PRATOLA PELIGNA. Servono per fare la ricostruzione delle case danneggiate dal sisma e si stanno traducendo in lavoro per tutto l’indotto dell’edilizia. Si tratta di oltre 2 milioni e 381mila euro...
PRATOLA PELIGNA. Servono per fare la ricostruzione delle case danneggiate dal sisma e si stanno traducendo in lavoro per tutto l’indotto dell’edilizia. Si tratta di oltre 2 milioni e 381mila euro che nei mesi di luglio e agosto sono arrivati al Comune di Pratola Peligna. I fondi, richiesti dalle istruttorie fatte dal Comune del centro peligno, che ha potenziato proprio l’ufficio per la ricostruzione, sono stati deliberati e assegnati dall’Ufficio speciale per la ricostruzione di Fossa. Le somme fanno parte di un doppio finanziamento: il primo per 681mila euro arrivato a luglio e l’altro per circa 1,7 milioni arrivato ad agosto. Quest’ultimo ha consentito di dare il via alla ricostruzione dell’aggregato più grande del centro peligno.

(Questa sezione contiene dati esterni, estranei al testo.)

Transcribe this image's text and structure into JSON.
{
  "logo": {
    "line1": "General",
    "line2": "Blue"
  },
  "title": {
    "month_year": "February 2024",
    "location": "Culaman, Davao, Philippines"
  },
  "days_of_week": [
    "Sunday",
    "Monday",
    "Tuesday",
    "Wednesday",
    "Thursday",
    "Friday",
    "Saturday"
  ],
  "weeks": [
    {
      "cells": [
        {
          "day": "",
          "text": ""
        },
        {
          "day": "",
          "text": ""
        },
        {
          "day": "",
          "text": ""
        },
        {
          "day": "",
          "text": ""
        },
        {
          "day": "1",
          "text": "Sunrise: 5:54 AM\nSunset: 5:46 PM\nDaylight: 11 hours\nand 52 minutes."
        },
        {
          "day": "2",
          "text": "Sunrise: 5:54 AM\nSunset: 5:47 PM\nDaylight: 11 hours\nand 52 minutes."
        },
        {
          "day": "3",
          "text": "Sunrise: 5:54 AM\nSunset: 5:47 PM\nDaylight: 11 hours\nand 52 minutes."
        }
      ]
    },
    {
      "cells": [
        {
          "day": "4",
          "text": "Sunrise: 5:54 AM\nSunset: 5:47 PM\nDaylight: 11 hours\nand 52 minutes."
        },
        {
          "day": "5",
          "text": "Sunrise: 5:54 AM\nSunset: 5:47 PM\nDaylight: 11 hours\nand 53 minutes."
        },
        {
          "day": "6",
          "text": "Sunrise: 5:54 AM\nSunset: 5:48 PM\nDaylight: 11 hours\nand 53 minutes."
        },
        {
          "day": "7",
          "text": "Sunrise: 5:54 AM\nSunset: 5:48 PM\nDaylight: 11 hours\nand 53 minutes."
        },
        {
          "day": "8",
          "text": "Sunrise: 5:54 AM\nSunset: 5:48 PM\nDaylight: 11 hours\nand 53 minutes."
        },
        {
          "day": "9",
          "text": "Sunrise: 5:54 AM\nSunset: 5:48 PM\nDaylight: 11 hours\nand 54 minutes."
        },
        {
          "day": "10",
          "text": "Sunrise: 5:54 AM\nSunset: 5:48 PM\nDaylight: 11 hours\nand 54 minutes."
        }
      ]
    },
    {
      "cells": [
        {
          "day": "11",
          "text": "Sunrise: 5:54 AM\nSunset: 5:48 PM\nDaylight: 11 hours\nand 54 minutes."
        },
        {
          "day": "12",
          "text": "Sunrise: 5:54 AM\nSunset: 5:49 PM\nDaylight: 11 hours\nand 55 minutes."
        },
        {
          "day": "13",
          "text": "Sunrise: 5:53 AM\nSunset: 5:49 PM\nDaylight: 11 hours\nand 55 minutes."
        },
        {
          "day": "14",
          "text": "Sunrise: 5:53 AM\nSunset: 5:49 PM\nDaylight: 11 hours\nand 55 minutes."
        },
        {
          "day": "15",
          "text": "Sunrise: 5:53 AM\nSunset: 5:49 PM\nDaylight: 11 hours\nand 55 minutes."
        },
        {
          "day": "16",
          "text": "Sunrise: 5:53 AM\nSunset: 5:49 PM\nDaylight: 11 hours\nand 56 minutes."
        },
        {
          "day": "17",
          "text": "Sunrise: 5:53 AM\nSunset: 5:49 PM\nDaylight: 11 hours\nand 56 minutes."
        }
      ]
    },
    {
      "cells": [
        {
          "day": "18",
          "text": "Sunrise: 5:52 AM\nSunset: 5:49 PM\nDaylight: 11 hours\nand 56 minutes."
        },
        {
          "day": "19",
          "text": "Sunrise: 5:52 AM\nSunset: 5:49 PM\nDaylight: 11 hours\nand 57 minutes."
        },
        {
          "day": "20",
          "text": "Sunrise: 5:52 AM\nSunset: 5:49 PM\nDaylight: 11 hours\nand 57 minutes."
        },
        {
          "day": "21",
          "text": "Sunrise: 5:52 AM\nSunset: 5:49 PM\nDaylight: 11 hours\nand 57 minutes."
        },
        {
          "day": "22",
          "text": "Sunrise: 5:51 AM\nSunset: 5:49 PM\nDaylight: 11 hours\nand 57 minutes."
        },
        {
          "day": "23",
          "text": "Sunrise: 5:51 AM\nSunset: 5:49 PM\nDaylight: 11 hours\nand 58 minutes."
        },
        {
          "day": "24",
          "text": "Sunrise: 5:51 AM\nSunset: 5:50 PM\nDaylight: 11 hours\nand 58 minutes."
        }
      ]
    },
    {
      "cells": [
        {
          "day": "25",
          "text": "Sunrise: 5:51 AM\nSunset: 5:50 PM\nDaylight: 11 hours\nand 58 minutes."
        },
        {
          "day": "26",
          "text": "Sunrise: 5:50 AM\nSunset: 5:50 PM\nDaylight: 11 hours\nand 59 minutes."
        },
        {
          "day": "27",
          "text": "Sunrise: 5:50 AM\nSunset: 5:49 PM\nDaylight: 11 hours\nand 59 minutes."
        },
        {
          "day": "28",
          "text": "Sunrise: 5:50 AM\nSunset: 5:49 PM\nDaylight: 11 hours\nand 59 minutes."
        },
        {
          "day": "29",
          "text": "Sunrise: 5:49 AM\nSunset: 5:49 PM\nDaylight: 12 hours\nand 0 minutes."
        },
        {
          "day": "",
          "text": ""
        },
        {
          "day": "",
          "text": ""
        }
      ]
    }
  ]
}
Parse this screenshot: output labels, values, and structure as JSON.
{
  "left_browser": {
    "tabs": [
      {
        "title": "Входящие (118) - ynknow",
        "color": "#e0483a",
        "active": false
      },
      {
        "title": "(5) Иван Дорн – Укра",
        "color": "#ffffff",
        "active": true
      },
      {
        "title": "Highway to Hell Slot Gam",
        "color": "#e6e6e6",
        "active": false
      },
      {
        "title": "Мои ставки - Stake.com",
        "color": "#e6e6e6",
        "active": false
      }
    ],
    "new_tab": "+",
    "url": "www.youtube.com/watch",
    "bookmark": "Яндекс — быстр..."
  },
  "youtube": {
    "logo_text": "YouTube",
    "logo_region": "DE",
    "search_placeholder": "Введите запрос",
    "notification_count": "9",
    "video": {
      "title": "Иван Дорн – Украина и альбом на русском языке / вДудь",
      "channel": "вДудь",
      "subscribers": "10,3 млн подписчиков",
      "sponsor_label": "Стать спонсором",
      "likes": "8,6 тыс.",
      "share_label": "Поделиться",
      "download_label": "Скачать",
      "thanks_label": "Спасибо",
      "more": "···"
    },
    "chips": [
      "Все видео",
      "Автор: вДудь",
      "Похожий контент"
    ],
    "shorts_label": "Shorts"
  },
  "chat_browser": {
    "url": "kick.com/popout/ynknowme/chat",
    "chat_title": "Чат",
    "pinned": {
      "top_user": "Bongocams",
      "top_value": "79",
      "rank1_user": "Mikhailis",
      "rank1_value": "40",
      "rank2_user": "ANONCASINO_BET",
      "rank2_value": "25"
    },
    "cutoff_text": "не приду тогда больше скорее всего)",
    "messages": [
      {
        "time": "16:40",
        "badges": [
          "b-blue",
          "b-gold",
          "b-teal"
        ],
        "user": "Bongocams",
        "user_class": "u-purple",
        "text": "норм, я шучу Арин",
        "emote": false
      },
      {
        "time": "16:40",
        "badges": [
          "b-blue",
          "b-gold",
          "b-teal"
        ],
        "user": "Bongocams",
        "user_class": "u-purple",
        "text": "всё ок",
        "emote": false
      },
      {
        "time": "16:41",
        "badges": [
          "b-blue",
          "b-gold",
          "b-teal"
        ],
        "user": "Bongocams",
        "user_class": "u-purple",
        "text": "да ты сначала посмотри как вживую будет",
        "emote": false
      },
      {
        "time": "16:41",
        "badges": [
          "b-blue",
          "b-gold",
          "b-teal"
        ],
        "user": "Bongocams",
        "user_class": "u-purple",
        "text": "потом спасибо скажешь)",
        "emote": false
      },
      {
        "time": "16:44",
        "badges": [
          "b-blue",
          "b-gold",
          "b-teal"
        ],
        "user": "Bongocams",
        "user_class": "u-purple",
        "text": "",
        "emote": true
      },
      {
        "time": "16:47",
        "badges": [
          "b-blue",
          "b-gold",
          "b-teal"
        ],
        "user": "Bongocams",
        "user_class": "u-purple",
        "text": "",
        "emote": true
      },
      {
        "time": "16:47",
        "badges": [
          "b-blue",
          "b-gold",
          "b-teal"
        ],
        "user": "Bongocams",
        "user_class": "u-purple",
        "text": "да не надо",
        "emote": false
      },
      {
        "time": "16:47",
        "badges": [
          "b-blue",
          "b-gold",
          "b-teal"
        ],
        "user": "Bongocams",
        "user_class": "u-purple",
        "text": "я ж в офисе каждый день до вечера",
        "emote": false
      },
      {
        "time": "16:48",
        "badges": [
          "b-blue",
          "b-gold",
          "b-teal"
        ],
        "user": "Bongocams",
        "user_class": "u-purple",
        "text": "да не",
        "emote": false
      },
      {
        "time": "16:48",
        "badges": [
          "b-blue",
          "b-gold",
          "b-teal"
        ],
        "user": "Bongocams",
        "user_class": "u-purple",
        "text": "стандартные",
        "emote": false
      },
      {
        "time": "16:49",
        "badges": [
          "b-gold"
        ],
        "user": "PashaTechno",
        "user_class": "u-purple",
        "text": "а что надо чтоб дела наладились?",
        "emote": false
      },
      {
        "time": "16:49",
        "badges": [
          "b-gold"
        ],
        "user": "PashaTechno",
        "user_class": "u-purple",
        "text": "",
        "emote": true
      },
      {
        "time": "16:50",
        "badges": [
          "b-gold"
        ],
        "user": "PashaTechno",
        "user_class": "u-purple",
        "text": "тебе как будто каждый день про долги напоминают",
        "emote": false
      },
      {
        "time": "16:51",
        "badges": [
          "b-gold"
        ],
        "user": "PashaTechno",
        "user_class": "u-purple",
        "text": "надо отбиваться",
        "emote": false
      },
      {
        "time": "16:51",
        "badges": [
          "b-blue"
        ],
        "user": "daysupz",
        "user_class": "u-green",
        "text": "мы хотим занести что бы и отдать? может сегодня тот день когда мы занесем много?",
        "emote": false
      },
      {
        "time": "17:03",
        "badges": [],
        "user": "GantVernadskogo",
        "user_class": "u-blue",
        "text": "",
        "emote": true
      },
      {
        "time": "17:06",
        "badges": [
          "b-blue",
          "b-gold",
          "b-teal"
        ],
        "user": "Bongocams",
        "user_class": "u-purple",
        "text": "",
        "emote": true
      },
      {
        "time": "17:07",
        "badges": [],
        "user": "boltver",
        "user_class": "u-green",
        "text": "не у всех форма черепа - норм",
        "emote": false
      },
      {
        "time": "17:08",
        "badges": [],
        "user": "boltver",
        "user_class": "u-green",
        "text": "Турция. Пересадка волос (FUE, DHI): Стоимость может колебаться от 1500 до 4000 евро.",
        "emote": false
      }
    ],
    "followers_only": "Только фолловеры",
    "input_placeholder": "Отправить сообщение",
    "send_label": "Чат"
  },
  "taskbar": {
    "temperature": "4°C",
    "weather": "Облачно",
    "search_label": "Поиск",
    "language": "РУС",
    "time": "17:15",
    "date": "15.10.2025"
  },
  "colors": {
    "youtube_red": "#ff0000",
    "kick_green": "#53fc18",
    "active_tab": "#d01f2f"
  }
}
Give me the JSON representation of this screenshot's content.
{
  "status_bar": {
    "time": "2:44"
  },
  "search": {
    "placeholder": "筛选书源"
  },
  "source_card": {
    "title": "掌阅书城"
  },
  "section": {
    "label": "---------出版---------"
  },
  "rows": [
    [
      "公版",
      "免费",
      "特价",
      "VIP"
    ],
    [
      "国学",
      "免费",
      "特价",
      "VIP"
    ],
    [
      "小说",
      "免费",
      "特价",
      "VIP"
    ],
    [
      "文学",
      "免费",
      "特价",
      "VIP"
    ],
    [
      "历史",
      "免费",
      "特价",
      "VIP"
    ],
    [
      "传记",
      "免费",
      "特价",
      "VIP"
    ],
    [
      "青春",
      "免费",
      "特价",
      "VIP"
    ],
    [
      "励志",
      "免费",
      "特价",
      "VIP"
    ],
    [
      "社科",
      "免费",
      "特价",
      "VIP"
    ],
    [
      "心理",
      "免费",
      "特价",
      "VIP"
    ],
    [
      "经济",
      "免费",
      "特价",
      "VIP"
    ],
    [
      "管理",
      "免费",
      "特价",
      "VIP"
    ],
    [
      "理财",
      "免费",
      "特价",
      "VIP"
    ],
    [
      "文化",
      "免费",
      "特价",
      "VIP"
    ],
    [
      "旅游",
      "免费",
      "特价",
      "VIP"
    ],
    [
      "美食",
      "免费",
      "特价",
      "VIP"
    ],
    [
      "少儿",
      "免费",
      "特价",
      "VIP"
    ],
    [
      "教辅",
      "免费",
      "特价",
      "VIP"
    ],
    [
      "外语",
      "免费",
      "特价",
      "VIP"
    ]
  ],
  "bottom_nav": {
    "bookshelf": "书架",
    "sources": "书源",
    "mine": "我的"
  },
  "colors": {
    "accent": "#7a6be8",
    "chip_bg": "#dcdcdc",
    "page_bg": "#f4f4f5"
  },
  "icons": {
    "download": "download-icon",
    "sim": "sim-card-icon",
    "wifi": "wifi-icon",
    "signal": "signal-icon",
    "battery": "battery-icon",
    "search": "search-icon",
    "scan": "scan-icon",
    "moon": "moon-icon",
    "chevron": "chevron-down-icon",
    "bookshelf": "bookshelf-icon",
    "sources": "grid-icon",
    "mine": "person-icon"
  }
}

«Abbiamo iniziato da subito il lavoro per recuperare il ritardo che avevamo in termini di ricostruzione», dichiara il primo cittadino, Antonella Di Nino, «così oltre a potenziare l’ufficio comunale abbiamo avviato una serie di controlli e verifiche al fine di uniformare l’intero capitolo della ricostruzione».
Uno sforzo che ha portato all’individuazione di 18 aggregati a Pratola Peligna. Alcuni dei quali non erano in regola per essere trasformati in consorzio, che è poi quello che deve dare gli incarichi a progettisti, geologi e alle ditte incaricate di fare i lavori. Per questo gli aggregati non in regola sono stati commissariati e per loro ora si apre una nuova fase per la ricostruzione. Tra questi, però, per alcuni, si è aperto un contenzioso che ha portato a una sospensione dei commissari nominati. Un fatto che ora potrebbe far allungare i tempi per la ricostruzione. Inoltre, sempre dall’ufficio comunale sono stati richiesti fondi all’Ufficio speciale di Fossa per 3,421 milioni e per 1,2 milioni. Le pratiche, una volta valutate positivamente dall’Ufficio speciale, consentiranno di far arrivare altri fondi nel centro peligno. Di recente sono stati nominati altri tre presidenti di consorzio divisi per alcuni aggregati del centro peligno. Si tratta di Luca Alessio Leone, Romano Caldarozzi e Antonella D’Amato. A loro il compito di traghettare l’aggregato e trasformarlo in consorzio al fine di poter avviare la ricostruzione vera. Pratola Peligna, pur non essendo un comune rientrato nel cosiddetto cratere sismico per la ricostruzione, ha subìto ingenti danni dal terremoto. Basti pensare che a seguito delle verifiche sono state fatte 19 richieste per il cambio dell’esito delle verifiche delle case danneggiate dal sisma, 19 nuove ordinanze di sgombero con diverse richieste di autonoma sistemazione, 12 nuove proposte di aggregato, più la mappatura delle criticità del centro storico. (f.c.)
©RIPRODUZIONE RISERVATA.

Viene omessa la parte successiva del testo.